The park has a two-level Wacky Shack fun house manufactured by American manufacturer Owen Trailers. It is a standard portable unit, rather than an enhanced park model, so it's entirely possible that it had a previous life on the road prior to settling in the Pelican State. The experience is about what one would expect, providing about a minute of entertainment: a few moving floor segments, a rotating barrel effect, and a spiral slide.

Wacky Shack

There were two other rides on my to-do list today, but sadly both were out of service. The Coney Tower drop was missing a number of seats, a definite clue that it was not likely to operate any time soon. Similarly the park’s 1906 Carousel was closed for refurbishment, something that apparently takes place every two years; signage at the entrance indicated that it should reopen to the public in late 2021.


Track Family Fun Park

21st August 2021

My first visit to Track Family Fun Park took place in March 2019. I remember thinking at the time that I'd probably never be back, but circumstances changed; at the end of that year management decided to replace their six-year-old Spinning Coaster with a brand new equivalent. Why they did this is anyone's guess, as the machine they sold was apparently serviceable; it has since reopened at Swampy Jack's Wongo Adventure in nearby Panama City Beach.

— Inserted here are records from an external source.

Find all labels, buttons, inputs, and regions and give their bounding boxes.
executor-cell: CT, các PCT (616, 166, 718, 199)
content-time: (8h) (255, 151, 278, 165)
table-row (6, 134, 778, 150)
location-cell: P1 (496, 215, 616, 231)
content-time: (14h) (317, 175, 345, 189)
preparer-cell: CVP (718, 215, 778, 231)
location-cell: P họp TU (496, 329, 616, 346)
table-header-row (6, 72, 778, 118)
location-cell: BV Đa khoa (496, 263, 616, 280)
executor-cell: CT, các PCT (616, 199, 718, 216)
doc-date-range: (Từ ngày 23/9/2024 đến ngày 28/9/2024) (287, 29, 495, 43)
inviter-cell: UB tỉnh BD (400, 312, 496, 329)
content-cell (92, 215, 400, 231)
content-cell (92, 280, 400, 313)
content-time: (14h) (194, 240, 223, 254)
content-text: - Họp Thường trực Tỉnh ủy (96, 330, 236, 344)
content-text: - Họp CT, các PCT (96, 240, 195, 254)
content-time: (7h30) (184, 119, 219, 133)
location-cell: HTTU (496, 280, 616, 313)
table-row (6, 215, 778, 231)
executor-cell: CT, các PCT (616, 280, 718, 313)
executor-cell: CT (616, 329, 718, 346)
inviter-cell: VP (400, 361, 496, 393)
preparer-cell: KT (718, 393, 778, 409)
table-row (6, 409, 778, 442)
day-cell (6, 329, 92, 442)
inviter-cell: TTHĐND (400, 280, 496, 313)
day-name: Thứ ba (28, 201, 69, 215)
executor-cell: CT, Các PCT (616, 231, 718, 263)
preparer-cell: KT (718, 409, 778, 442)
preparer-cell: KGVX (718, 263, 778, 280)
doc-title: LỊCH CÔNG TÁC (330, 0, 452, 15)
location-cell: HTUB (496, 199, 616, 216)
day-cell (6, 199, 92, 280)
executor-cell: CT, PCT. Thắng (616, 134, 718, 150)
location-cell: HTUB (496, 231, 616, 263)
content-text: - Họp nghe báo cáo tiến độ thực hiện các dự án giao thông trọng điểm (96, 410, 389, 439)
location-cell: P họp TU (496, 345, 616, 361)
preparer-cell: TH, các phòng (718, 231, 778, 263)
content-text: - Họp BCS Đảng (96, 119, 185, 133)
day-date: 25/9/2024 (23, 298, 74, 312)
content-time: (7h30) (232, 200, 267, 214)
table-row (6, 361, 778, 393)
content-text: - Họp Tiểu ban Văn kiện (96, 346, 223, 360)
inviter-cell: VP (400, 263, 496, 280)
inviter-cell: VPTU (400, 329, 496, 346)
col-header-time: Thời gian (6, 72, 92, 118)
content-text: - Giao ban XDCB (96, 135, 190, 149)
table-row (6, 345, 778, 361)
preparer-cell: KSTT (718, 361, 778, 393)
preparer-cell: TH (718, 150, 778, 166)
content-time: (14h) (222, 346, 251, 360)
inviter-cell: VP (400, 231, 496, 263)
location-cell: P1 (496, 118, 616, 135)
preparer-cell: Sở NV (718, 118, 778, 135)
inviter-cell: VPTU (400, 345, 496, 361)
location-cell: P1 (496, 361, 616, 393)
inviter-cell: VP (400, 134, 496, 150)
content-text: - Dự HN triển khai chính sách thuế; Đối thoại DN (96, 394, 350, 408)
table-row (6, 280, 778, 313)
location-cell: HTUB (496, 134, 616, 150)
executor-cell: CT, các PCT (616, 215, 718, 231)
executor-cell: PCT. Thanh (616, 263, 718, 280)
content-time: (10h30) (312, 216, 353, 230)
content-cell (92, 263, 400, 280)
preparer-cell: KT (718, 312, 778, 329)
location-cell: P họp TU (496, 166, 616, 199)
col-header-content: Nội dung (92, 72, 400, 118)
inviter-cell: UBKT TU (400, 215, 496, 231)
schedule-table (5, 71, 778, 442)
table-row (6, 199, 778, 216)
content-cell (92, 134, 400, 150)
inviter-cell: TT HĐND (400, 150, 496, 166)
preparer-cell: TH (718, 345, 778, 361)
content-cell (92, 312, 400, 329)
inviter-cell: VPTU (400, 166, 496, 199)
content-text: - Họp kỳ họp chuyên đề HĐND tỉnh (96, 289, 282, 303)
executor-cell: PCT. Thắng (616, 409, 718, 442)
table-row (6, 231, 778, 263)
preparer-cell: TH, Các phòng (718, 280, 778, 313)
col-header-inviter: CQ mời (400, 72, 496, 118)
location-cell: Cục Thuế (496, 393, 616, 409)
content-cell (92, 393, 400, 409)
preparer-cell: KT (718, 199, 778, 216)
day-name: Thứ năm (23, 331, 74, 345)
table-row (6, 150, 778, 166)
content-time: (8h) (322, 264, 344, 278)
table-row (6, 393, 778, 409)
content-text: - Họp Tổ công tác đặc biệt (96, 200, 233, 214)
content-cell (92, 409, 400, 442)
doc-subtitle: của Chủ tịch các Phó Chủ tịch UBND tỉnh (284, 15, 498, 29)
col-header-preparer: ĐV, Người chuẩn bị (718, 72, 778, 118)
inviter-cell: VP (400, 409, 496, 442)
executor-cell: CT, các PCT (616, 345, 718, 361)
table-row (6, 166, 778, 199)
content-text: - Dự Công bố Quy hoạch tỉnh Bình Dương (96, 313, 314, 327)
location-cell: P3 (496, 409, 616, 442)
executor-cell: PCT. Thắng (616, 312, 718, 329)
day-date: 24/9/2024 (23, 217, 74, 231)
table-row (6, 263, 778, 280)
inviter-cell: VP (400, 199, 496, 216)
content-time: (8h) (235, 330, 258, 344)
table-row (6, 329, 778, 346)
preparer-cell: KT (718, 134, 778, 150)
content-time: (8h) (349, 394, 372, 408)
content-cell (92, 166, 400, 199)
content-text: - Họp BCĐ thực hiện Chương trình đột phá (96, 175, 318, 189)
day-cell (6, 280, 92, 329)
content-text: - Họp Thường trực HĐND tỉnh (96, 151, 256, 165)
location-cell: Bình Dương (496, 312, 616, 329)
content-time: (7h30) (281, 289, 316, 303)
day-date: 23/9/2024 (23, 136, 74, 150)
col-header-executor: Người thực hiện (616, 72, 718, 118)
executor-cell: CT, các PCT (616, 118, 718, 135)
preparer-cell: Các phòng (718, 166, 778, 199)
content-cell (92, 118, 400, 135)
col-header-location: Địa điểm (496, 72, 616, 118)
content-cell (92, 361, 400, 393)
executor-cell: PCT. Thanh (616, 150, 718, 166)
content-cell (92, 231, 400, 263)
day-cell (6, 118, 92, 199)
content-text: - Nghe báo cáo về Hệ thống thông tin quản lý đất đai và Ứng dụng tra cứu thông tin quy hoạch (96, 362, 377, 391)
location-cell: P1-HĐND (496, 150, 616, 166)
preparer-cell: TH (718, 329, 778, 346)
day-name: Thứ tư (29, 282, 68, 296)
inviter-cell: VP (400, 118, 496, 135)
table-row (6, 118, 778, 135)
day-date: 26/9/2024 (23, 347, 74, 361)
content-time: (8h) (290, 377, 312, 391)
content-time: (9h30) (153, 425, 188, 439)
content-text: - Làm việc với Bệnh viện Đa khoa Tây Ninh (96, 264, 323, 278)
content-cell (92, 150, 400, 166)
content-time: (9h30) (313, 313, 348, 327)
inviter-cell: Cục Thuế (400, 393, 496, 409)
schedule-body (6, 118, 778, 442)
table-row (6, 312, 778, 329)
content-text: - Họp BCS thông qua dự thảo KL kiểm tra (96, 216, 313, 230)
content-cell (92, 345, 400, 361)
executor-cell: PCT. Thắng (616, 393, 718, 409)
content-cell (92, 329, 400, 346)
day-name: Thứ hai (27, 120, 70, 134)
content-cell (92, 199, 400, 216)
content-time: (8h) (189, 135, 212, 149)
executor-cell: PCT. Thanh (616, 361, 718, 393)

There was a large sign at the park entrance stating that for the safety of all guests and employees, anyone who has a fever, cough, any sign of sickness, or verbally threatens to have Covid-19 is not allowed on property. I'm quite certain that this will be sufficient to keep the location entirely safe, and furthermore that this will prove infinitely more effective than ridiculous big-state ideas like temperature screening and mask mandates. (Before anyone has a go at me, this is a joke; my position on the pandemic is neatly summarised by this eloquent article.)

My ten-lap cycle on the Spinning Coaster (#2939) cost $9. I found myself wondering how profitable the ride might be at that price, and did some quick mental arithmetic to figure it out. A full train earns a gross figure of $144 per dispatch, and one every five minutes (with unhurried operation) equates to $1728 per hour. Over a few weeks that turns into a very large number even after running costs are deducted. I think I can understand why the park decided they could afford a brand new machine!

Spinning Coaster


Travel Note

21st August 2021

I seriously considered finishing my day at Swampy Jack's Wongo Adventure in order to score a bonus ride on the old Spinning Coaster from Track Family Fun Park. Going there would have required another 75 minutes of driving, and though I was tired it was more than a little tempting. In the end however the decision was made for me by a severe thunderstorm that I hit shortly before the required turnoff. There was no point in a lengthy detour into bad weather, so I decided to head to my hotel.